Они пошли одеваться. А я напряженно думал. Напряженно, но не конструктивно. Я думал о старой лисе — Полковнике Рейне, причем думал без особой симпатии.
Сама профессия за двадцать лет приучила его: правая рука не должна ведать, что делает левая. Но вот что поразительно: он отлично представлял себе мой характер, ибо таковой все же наличествовал.
Я даже не спросил у ученых, по газетным ли объявлениям они собрались здесь. А как же еще? Подобрали их, конечно, задолго до публикации.
Объявления понадобились лишь для маскировки: чтоб их отъезд за границу не вызывал лишних вопросов. А жены нужны были для того, чтоб обосновать длительное отсутствие. Поскольку речь шла о государственном проекте, Рейн обо всем знал, более того, регулировал закулисный механизм операции. Я клеймил себя за доверчивость, с какой проглотил полковничью наживку. Клеймил его изворотливый ум.
Но Рейн был вынужден затеять игру с моим участием. Ибо он каким-то образом узнал, что жены ученых, отбывших на остров Вардю, исчезли, что их больше нет в Австралии. И он пришел к выводу: их взяли заложниками.
Зачем? Он сообразил зачем, придя, вероятно, к тем же выводам, что и я.
Скорее всего, он не подозревал, что они находятся на Вардю. Ведь он сам вместе с покойным Визерспуном обеспечил острову крышу археологического заповедника. Имели здесь место открытия или нет — сие никакой роли не играло. Старика Визерспуна и его сподвижников предварительно изучили вдоль и поперек. Заподозрить их в измене — эта фантастическая идея не могла прийти Рейну в голову. Так что искать жен на Вардю Рейн не собирался. Где угодно, только не на Вардю.

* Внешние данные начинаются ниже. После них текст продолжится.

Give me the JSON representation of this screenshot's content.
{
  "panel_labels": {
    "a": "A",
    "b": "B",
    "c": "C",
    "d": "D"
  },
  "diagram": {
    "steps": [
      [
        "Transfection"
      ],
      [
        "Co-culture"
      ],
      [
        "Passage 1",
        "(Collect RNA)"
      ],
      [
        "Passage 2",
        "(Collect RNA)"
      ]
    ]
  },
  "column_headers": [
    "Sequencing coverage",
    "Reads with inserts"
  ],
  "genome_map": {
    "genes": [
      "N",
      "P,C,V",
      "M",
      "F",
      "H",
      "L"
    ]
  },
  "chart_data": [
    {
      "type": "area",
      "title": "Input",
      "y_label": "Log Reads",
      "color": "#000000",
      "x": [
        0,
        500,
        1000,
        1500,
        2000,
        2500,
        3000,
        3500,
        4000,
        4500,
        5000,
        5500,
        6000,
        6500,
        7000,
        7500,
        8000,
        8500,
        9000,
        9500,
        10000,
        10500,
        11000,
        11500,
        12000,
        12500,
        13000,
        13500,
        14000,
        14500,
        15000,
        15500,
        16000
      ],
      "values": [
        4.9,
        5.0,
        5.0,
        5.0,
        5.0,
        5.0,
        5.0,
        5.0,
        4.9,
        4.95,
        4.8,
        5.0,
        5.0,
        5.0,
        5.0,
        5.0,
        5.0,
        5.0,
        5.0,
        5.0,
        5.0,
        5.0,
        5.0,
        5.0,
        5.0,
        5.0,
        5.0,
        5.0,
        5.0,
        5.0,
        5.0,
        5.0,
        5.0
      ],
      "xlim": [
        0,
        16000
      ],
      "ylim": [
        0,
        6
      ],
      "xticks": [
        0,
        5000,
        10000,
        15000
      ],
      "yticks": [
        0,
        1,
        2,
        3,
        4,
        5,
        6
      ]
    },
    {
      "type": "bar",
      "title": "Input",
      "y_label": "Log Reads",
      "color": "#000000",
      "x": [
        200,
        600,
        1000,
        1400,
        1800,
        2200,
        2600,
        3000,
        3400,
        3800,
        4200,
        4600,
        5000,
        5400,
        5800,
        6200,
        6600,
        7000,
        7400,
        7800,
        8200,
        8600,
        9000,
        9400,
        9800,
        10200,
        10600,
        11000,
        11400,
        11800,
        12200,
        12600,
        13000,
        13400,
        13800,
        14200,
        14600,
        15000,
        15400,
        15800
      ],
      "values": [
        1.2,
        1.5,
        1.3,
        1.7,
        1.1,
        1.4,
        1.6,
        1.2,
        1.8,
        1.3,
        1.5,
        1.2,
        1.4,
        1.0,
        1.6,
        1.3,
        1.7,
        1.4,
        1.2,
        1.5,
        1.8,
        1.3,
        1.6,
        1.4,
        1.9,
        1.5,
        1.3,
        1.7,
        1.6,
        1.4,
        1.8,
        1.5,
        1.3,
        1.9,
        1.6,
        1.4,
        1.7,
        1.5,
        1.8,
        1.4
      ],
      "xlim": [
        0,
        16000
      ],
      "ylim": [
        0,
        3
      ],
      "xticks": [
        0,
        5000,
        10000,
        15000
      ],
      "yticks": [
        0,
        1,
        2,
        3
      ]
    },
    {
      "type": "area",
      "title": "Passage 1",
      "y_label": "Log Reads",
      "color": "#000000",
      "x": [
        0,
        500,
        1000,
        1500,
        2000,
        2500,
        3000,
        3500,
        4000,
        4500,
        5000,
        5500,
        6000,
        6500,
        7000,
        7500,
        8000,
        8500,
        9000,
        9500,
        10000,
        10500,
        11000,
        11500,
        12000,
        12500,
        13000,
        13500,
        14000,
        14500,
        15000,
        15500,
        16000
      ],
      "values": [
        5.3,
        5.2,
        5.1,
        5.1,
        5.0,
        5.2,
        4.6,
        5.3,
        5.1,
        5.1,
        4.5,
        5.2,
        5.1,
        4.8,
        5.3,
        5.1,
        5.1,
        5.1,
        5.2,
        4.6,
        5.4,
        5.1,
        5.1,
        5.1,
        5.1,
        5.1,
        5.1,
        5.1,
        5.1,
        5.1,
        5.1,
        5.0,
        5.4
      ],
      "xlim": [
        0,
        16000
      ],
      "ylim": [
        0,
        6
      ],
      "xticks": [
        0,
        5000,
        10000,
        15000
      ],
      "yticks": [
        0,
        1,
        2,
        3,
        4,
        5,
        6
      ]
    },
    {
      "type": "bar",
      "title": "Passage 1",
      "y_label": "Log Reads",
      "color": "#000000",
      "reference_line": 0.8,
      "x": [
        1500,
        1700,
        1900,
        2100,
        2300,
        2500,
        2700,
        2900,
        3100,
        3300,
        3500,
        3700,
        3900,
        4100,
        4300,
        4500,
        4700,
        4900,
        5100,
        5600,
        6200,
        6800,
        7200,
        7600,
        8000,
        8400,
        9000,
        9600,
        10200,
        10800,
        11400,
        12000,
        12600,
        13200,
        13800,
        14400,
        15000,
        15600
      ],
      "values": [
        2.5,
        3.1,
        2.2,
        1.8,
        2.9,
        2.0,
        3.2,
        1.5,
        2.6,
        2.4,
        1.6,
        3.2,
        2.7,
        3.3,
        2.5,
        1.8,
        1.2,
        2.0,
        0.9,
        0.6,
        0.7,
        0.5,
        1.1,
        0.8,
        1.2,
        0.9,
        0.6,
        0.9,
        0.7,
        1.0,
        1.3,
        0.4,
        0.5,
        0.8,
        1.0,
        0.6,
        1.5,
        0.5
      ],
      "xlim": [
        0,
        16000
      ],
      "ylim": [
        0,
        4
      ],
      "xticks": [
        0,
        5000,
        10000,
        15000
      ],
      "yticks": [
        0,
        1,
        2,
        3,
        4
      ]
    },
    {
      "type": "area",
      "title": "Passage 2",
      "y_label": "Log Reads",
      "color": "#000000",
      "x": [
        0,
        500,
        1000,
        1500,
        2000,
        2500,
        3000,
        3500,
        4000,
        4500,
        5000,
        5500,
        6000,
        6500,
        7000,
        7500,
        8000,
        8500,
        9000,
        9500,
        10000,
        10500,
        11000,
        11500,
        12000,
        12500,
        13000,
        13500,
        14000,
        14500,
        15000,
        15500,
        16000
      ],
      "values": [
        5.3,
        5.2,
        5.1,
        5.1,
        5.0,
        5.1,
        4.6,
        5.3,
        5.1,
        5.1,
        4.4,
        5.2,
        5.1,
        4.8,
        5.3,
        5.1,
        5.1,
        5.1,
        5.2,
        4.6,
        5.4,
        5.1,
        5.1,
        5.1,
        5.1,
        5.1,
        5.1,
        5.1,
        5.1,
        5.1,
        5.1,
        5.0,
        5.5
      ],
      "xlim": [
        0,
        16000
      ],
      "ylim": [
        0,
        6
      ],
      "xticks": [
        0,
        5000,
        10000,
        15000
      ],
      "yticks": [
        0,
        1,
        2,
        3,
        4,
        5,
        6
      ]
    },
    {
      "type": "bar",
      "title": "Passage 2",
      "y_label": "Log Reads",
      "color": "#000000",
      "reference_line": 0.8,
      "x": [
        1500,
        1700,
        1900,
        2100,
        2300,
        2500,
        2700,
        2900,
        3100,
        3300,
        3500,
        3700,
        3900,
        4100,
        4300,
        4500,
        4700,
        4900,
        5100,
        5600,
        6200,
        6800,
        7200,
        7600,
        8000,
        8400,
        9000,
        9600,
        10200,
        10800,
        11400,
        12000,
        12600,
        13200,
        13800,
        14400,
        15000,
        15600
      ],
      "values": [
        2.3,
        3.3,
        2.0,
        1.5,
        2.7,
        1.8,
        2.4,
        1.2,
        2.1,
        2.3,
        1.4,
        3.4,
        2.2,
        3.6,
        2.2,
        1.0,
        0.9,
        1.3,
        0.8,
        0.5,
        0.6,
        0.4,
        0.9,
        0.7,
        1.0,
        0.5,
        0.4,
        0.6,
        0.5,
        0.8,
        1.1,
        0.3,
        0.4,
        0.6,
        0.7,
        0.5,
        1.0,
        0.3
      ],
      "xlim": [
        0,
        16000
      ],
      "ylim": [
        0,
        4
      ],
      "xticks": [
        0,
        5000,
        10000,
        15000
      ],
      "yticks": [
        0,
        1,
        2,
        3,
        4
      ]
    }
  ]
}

Вот он и подкинул мне идею, будто охотится за пропавшими учеными. В действительности же хотел обнаружить с помощью Мэри Гопман пропавших жен. Как Очень просто: ее схватят, как прежде схватили тех. дальше ставка на меня. Либо я, либо мы вдвоем переломим ход событий. Он понимал: если открыть мне все карты, я ни за что не пойду на эту авантюру. Бросить женщину на растерзание волкам — это не в моих правилах. Так что, согласно его схеме, не Мэри служил приправой ко мне, а я — гарниром к Мэри. Не зря он упирал на то, что Мэри опытней меня, что, вероятнее всего, она будет присматривать за мной, никак не наоборот; я тогда почувствовал себя мужским вариантом Дюймовочки.